By the 1800s, the Mi'kmaq had settled on the nearby Bear River Reserve, while still returning to the area for fishing, hunting, trade, and ceremony throughout the year. In one record many also returned during the 1800s to attend mass at Saint Mary's Church in Church Point, presided by Father Jean-Mandé Sigogne. In an 1816 letter, Father Sigogne wrote "Hordes of Mi'kmaq gather with their children, during certain seasons at my church, some from as far away as 300 miles"

The 1871 Census in the sub-district of St. Mary's Bay recorded the number of Mi'kmaq to be "none found", while the 1901 census recorded 8,655 people in the Municipality of Clare.

==Geography==
A sub-basin of the Gulf of Maine, the bay's southeastern shore is formed by mainland Nova Scotia, while its northwestern shore is formed by the Digby Neck, Long Island, and Brier Island.

The bay bifurcates the two municipal districts in Digby County, with the bilingual Clare Municipal District located on the mainland portion (southeastern shore) and the Digby Neck being part of the Digby Municipal District, which also occupies the eastern half of the county.

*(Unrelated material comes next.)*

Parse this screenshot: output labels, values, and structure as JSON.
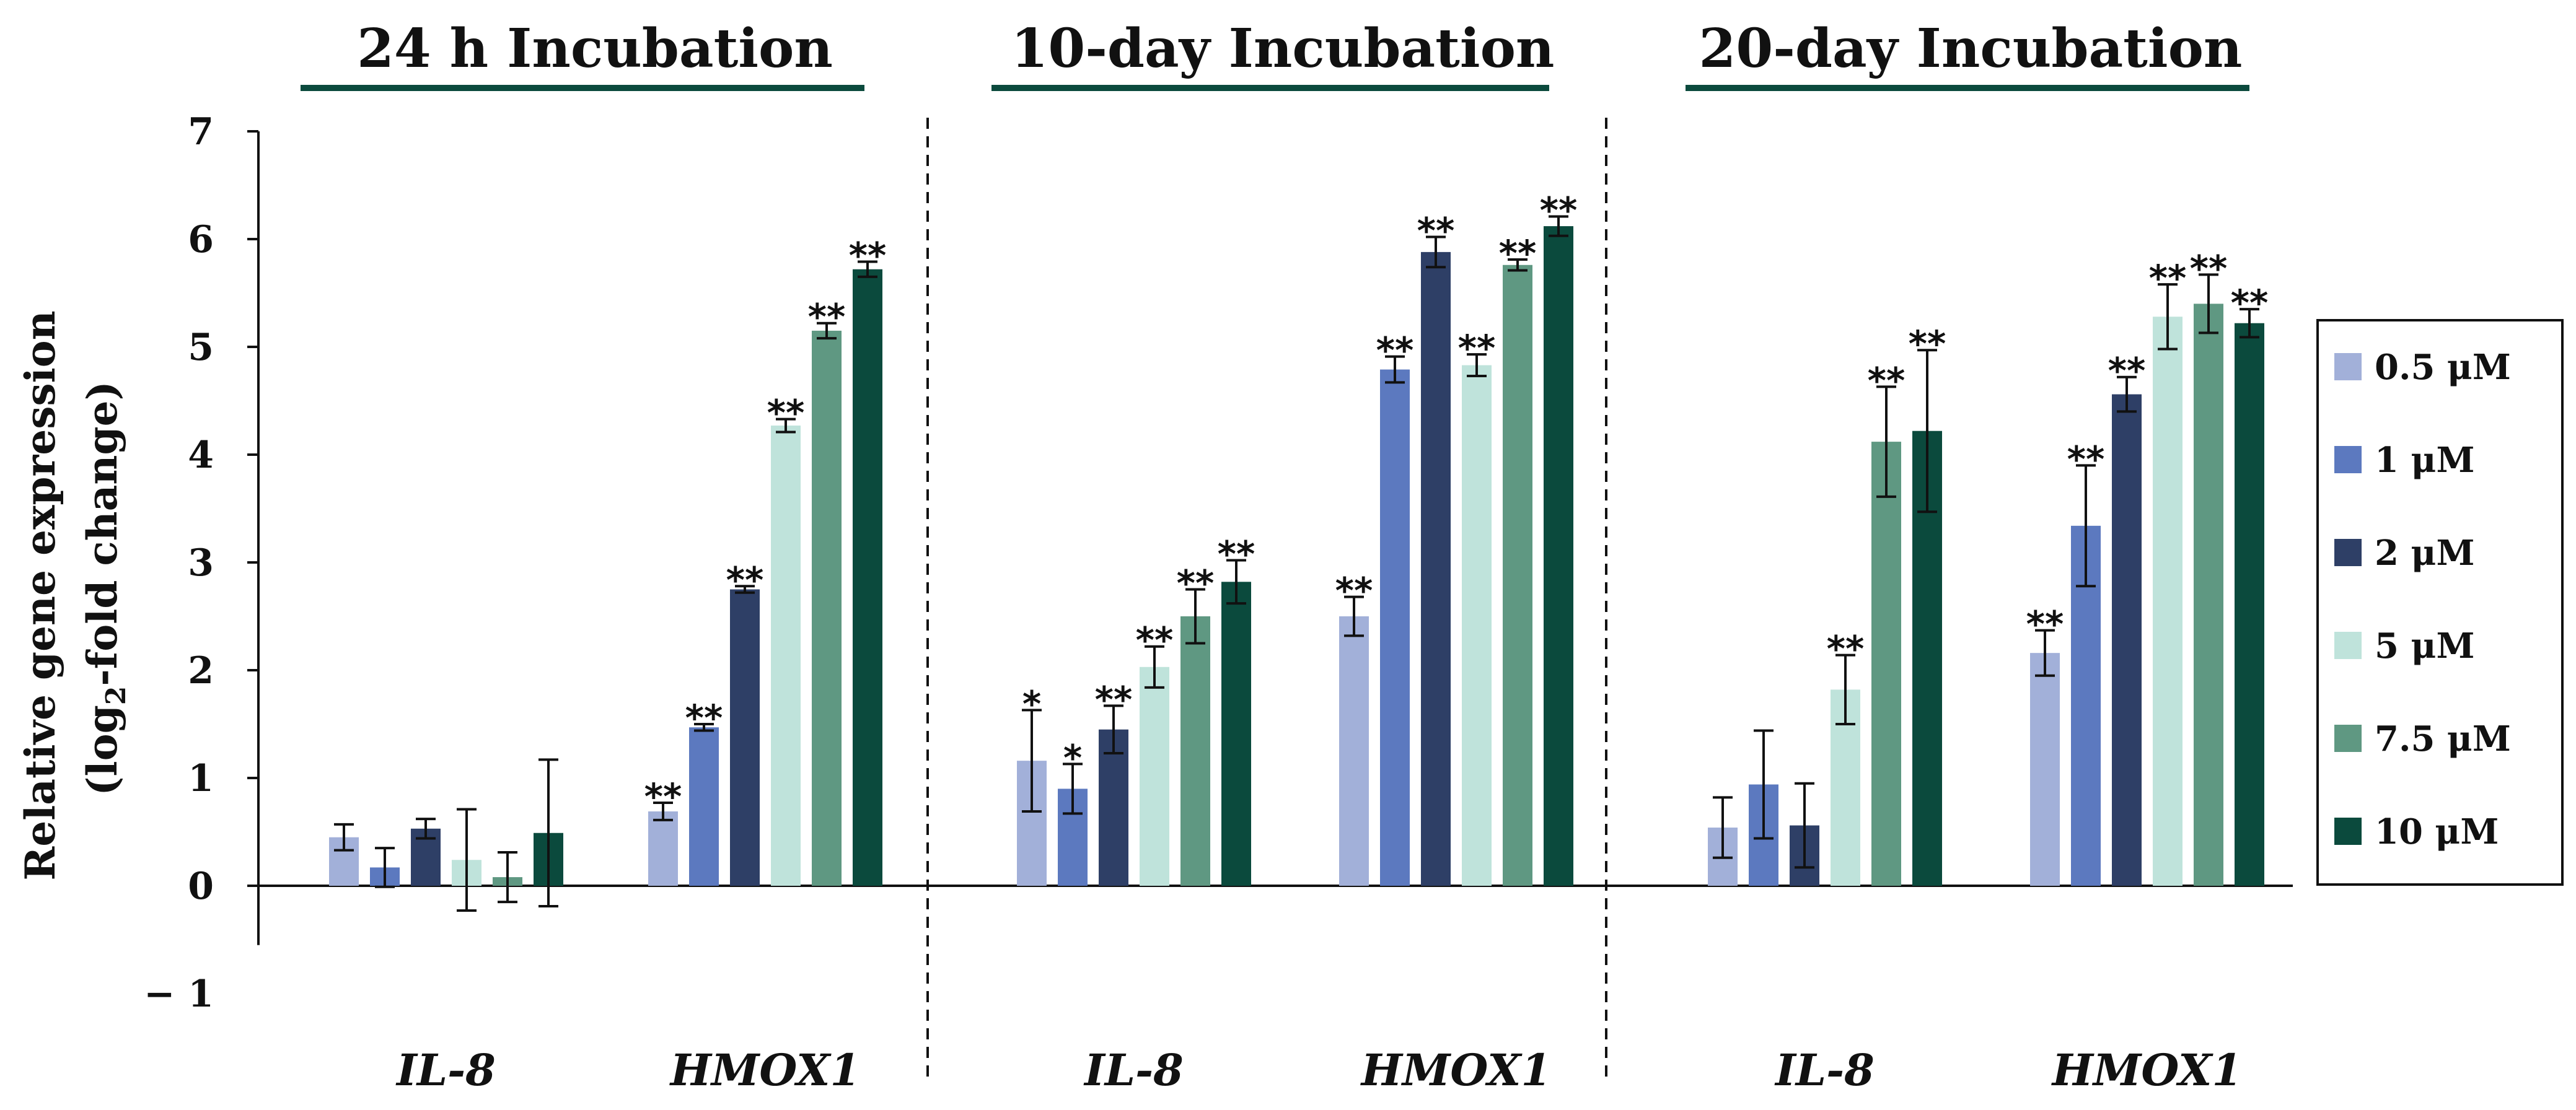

These bodies of water have shaped life on Digby Neck in several ways. Their tides are among the highest in the world, spanning 50 feet (16 metres) in places. The rich and varied flora and fauna of the bays are a result of this tidal action. Regularly exposed swaths of wet ocean floor create a special environment for the species that inhabit these regions. Tidal action also causes a stirring up of the water, allowing whales to feed easily on agitated plankton. This is one reason why the Bay of Fundy is world-renowned for its whale watching trips.

Shipbuilding, once an economic force in the area, was facilitated by the tides. Dry docks allowed ships to be built and floated without moving them, a significant advantage given the size and weight of a large boat. Weir fishing also benefits from the tides. At high tide, the weir is submerged; fish swim into the weir, and at low tide, the fishermen row in and scoop up the fish that are trapped.

Major communities situated on St. Marys Bay include Sandy Cove, Weymouth, Belliveaus Cove, Comeauville, Saulnierville, and Meteghan.

Public parks are located at Meteghan (Smugglers Cove Provincial Park), Cape St. Marys, (Cape Cove Beach/Mavilette Beach Provincial Park), and Plympton (Savary Picnic Park).